Et, en effet, une escouade de gendarmerie à cheval sortait du bois en ce moment. Le brigadier qui commandait n’était pas Chamoiseau.

À quelques pas de l’escouade, les autorités de La Ferté-Macé marchaient en bon ordre.

– Superbe! dit Lecoq, magnifique! complet!

– Mes chers messieurs, reprit-il en s’adressant à Paul Labre et au général, j’ai ouï causer vaguement de ces Habits Noirs. Ce sont d’adroits coquins, à ce qu’il paraît, car on ne les voit pas souvent en cour d’assises. Parlons net, maintenant que nous ne sommes plus seuls, car je ne vous cache pas que l’idée d’un duel nous paraissait aussi absurde qu’à vous, et la chose singulière, c’est que nous avions les mêmes motifs pour cela. Vous avez prononcé les premiers le mot «assassinat», nous le répétons après vous; mais il ne s’agit plus de l’honorable comte de Champmas, dont la santé me paraît parfaite, ni de feu M. Jean Labre, de qui M. le baron d’Arcis a bel et bien hérité, il s’agit d’un meurtre malheureusement certain et actuel, du meurtre de Thérèse Soûlas. Et je voudrais exprimer ma pensée sans blesser le général; mais nous ne nous serions pas attendus à le voir du côté du meurtrier.

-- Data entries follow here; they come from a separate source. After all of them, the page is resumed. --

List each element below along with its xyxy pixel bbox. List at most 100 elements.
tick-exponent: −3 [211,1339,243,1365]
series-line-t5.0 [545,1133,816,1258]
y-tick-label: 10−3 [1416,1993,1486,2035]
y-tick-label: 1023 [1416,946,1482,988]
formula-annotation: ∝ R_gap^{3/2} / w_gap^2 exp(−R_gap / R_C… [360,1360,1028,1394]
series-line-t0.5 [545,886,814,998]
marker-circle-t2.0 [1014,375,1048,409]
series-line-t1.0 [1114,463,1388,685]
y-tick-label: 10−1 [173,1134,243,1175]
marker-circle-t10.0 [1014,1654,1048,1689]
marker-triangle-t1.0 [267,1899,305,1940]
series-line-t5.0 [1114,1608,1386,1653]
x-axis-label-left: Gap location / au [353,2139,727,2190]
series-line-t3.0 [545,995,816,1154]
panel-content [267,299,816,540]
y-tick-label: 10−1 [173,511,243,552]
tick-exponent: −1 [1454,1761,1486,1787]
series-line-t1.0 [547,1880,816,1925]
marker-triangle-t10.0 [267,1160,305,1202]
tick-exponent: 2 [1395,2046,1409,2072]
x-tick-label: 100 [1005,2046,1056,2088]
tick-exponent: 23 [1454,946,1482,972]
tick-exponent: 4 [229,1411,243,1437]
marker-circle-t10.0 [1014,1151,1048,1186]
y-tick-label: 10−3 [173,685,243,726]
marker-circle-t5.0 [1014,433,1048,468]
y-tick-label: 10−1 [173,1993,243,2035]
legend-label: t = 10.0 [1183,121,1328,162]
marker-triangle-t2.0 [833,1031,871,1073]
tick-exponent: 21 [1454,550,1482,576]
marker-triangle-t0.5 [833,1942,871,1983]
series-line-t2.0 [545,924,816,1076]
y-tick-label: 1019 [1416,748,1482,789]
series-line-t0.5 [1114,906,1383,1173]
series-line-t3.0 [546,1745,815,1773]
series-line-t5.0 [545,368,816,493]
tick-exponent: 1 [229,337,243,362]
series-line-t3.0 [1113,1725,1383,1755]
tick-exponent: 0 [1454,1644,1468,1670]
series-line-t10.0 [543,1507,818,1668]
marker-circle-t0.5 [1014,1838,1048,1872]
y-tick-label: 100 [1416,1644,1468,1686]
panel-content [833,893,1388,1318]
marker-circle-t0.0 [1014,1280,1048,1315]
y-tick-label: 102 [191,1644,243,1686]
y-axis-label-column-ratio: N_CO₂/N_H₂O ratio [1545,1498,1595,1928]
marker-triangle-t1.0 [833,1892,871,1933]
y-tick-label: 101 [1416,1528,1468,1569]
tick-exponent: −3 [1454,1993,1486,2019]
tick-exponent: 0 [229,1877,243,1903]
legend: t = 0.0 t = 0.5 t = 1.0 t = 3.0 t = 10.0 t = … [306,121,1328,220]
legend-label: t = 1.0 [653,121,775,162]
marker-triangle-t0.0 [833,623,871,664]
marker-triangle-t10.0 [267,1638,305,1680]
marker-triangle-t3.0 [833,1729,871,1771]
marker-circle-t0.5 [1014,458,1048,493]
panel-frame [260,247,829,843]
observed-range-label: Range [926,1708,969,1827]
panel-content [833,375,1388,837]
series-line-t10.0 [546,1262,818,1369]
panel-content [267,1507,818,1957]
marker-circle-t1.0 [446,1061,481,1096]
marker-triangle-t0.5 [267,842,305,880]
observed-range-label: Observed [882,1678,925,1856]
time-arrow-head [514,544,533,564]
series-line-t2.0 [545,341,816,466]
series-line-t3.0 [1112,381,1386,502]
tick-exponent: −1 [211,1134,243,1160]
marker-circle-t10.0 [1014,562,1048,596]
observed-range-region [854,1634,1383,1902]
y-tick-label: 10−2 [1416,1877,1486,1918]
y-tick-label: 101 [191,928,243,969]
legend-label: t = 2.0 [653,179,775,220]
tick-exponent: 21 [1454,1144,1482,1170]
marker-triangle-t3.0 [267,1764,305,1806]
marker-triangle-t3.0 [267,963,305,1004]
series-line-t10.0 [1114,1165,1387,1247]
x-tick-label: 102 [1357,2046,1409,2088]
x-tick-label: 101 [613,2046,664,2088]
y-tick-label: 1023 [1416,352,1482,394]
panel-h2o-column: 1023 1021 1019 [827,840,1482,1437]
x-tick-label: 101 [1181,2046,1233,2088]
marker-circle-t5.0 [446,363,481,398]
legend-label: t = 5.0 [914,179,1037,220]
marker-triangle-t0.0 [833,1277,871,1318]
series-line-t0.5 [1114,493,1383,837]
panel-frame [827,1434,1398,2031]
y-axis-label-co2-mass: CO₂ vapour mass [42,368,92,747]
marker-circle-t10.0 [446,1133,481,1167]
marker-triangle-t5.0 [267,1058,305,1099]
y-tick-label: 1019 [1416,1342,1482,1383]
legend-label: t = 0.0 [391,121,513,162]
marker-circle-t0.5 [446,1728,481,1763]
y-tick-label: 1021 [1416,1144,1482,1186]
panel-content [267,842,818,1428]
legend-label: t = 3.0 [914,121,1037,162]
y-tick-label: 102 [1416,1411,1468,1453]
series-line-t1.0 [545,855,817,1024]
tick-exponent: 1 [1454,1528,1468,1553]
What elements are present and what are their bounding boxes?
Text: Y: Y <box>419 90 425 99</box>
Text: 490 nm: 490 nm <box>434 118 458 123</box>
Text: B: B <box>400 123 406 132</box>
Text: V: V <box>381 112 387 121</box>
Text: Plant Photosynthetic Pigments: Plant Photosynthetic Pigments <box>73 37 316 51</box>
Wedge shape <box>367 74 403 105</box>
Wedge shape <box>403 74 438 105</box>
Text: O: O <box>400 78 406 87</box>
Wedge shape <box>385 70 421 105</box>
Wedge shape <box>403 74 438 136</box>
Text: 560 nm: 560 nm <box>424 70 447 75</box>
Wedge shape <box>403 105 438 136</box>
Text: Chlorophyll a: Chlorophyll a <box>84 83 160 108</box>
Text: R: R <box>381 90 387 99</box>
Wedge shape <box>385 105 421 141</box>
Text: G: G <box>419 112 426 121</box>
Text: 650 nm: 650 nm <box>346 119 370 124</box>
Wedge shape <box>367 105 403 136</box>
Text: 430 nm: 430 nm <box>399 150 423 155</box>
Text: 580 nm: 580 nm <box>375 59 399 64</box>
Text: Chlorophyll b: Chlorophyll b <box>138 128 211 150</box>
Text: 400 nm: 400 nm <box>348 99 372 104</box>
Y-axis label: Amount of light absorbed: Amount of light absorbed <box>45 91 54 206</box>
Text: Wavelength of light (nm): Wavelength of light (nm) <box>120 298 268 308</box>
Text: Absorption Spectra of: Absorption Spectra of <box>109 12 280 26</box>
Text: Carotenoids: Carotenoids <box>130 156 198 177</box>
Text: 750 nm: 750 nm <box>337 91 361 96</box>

Sur le visage de Paul il y avait une pâleur mortelle. Il voyait le piège ouvert sous ses pas: il sentait la main irrésistible qui l’y poussait.

Il n’avait pas encore prononcé une parole; il dit:

– Ces hommes sont-ils donc vraiment plus forts que la vérité et que la loi!

– Ils font ce qu’ils peuvent, murmura le vieux colonel à l’oreille du prince dont il s’était rapproché. C’est une jolie aventure. As-tu vu, mon bon chéri, comme l’Amitié a été de franc-jeu? Il t’adore!

– Sur Dieu, sur la mémoire de son père, sur tout ce qui est sacré, s’écria en ce moment Paul Labre, révolté contre le mensonge qui l’écrasait, je jure que cet homme a tué Thérèse Soûlas comme il a tué mon bien-aimé frère!

Il y eut autour de lui un grand murmure, car la foule s’était formée.

Les gendarmes, immobiles maintenant, avaient laissé passer l’autorité, à savoir: M. le juge de paix, son greffier et le commissaire de police.

Ces trois fonctionnaires avaient salué le fils de saint Louis avec une sorte de dévotion.